After taking the photos for my storyboard I needed to get down to writing a script, something I’ve never attempted before, I work in a very visual way and words don’t come easy.

Using my line… just one more place to look Danny… I started to write, going through many iterations I arrived at my first attempt at a script using the line from our soundwalk as my driver for inspiration.


Fade up from black,

You can hear someone saying  “come on, come on, come on…”

Almost as if they are talking to themselves, muttering, under their breath,

We see them from over the shoulder, they are wearing a hoodie (which they tug at) and we cannot see all of their face…

We pull out to a slightly different angle and we find ourselves in the middle of the norwich market, it’s night-time and the floor and surfaces are slightly shiny from recent rain. Is our character with someone else, or is that a shadow just a few paces in front of them.

We can see them from behind, a mid shot from the waist up.

They have an urgency to their walk, with purpose, they are cutting straight through the middle row, then they turn at the last minute and we cut to a wider shot of them leaving the market to go up to the forum steps.

They get to just outside the forum and have a moment when you think they are going in, but they hesitate… we can almost see two figures in the darkened reflection of the large glass windows/door…our main character turns round – apparently by themselves again – and head down to sit on the steps… we hear “what are we doing, what are we doing…” muttering under his breath again.

As they sit with their head in their hands, shaking it from side to side, they get out their rollies and light the end of an already smoked roll up, we see their eyes lit up from the lighter…

Cut to a side shot, we see a plume of exhaled smoke, before they get up decisively and walk away from us, they go slowly out of focus but we see their reflection/shadow moving on the ground…

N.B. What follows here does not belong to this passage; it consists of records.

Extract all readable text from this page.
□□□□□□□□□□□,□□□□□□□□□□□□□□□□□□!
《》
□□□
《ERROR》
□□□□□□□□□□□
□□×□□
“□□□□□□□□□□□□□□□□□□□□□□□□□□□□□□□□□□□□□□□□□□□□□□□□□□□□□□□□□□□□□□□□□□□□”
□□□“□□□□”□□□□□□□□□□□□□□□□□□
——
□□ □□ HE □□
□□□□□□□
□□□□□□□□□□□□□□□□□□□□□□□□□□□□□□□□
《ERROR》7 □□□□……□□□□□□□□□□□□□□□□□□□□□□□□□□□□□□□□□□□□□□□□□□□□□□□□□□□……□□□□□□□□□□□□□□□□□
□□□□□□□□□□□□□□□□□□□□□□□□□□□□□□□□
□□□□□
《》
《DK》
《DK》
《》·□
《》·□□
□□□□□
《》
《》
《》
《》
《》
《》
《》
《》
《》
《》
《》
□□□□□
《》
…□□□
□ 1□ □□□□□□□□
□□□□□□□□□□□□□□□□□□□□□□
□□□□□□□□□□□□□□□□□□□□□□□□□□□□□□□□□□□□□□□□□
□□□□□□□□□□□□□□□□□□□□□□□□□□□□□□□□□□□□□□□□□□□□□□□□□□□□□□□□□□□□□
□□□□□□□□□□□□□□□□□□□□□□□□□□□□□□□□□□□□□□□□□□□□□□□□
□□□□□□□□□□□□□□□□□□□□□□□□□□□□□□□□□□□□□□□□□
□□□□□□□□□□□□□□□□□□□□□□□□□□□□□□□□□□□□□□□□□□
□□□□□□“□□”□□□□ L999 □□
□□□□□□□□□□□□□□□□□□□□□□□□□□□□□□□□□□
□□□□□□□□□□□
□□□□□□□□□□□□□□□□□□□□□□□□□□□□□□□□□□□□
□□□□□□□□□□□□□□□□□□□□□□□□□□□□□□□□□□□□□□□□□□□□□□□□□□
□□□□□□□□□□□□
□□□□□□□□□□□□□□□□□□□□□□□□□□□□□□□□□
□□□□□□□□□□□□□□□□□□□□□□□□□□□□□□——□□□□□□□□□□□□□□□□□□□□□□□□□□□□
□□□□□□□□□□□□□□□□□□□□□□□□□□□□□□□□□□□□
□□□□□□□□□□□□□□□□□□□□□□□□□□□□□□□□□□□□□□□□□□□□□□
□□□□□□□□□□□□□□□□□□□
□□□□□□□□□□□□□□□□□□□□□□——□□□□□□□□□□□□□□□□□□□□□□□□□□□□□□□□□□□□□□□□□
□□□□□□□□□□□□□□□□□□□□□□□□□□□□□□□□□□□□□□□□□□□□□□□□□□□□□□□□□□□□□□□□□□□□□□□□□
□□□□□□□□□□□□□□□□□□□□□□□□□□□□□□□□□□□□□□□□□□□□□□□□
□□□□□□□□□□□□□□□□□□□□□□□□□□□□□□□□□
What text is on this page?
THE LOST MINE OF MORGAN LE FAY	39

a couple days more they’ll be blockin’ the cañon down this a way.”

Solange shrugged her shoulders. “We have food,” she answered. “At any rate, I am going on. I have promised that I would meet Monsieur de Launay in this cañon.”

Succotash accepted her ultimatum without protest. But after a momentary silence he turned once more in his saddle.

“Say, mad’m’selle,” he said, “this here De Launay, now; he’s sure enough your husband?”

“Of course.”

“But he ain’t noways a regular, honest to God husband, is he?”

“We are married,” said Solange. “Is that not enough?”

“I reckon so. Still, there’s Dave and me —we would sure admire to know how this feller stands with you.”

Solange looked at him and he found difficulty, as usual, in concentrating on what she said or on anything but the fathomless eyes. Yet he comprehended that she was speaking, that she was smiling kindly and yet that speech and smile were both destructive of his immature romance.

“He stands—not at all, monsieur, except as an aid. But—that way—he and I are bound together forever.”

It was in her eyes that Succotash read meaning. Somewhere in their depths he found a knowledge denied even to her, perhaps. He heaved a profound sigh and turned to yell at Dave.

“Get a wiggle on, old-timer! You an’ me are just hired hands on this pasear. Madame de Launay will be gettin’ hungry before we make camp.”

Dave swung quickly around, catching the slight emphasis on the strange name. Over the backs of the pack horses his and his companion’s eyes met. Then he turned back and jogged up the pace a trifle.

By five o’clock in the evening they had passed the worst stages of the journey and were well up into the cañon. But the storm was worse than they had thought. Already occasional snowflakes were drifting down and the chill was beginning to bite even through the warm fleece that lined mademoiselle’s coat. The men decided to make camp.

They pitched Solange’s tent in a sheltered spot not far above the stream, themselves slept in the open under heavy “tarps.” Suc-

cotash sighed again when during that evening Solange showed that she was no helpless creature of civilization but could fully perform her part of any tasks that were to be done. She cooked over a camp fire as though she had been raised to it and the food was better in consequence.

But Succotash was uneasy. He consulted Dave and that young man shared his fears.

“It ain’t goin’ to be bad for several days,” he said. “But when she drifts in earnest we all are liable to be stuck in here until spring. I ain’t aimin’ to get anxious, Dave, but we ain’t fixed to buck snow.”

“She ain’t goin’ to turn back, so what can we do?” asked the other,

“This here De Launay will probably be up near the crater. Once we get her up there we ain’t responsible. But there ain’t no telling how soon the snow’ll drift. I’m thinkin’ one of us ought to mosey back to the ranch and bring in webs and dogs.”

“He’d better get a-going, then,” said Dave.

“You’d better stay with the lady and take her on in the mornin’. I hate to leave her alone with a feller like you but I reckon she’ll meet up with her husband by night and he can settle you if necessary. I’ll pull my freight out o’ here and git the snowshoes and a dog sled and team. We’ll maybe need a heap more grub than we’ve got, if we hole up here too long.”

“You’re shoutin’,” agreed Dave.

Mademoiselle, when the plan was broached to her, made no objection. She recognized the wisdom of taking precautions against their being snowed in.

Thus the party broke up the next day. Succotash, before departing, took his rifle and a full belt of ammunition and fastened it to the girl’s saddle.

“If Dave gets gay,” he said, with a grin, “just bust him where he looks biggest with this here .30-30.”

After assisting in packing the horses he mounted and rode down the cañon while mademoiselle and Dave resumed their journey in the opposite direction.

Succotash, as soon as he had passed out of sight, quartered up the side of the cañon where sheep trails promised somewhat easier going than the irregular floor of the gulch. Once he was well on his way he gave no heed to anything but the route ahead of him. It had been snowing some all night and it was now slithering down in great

We are now in close up of him on the phone, the light from the screen illuminates the stubble on his chin he’s talking rapidly, “so whose side are you on then…?” we see he is angry, we can’t hear the response but we see the call gets ended abruptly as he punches the call end button.

“Can’t get anybody to help you, can you…” it looks like he is talking to someone else, but as we pull back it’s his reflection he’s talking to in one of the windows with mannequins in on St Stephens street­. His mannerisms are skittish, slightly off centre for the norm… He’s agitated, he’s annoyed and he turns away from his own reflected self in disgust…

Underpass at the top of St Stephens, someone else is with our main character, they look very similar in build and height… one says to the other, “but do you wanna change, do you wanna?”  They are walking away from us around the bend and out of shot.

Walking down the lit alleyway (off of Newmarket Rd)

You know I don’t want to

We’ve got to find

Final shot is outside of a house and again there are two of them, from behind we see them looking up at a large dark house their breaths pluming in the cold air… there’s just one more place to look Danny… as they move forward the two figures judder and become one

It’s about returning home, finding oneself… duality of personality…

I applied this to my images in a very rough and ready manner, so that when our group met we had something – or the start of something – tangible to discuss….

film ideas pages film ideas pages2(link to pdf of the film ideas )

Feedback from the session was mixed, most liked the images, really evocative but the script is still very much unfinished.

Liam advised me to have a go at writing the script like a story, marking motivation for the dialogue rather than pinpoint script writing.

Other advice from the group, would need tighter shots on the reflections, make the images more abstract to add confusion of where you are, write the direction of the camera… tight shots to begin with increasing to wider shots at the end, look at a cyclical idea to represent a mental cycle in madness. Had I thought about a poem over the top of the visuals to move it along if I’m really struggling with the script itself… this I thought was rather ironic as it’s what I wanted to have a real stab it in this module…

It still comes back to why is he looking…

The other guys also recommended a programme called Celtix – script writing software to format the text into a nice script layout, which I will be looking at.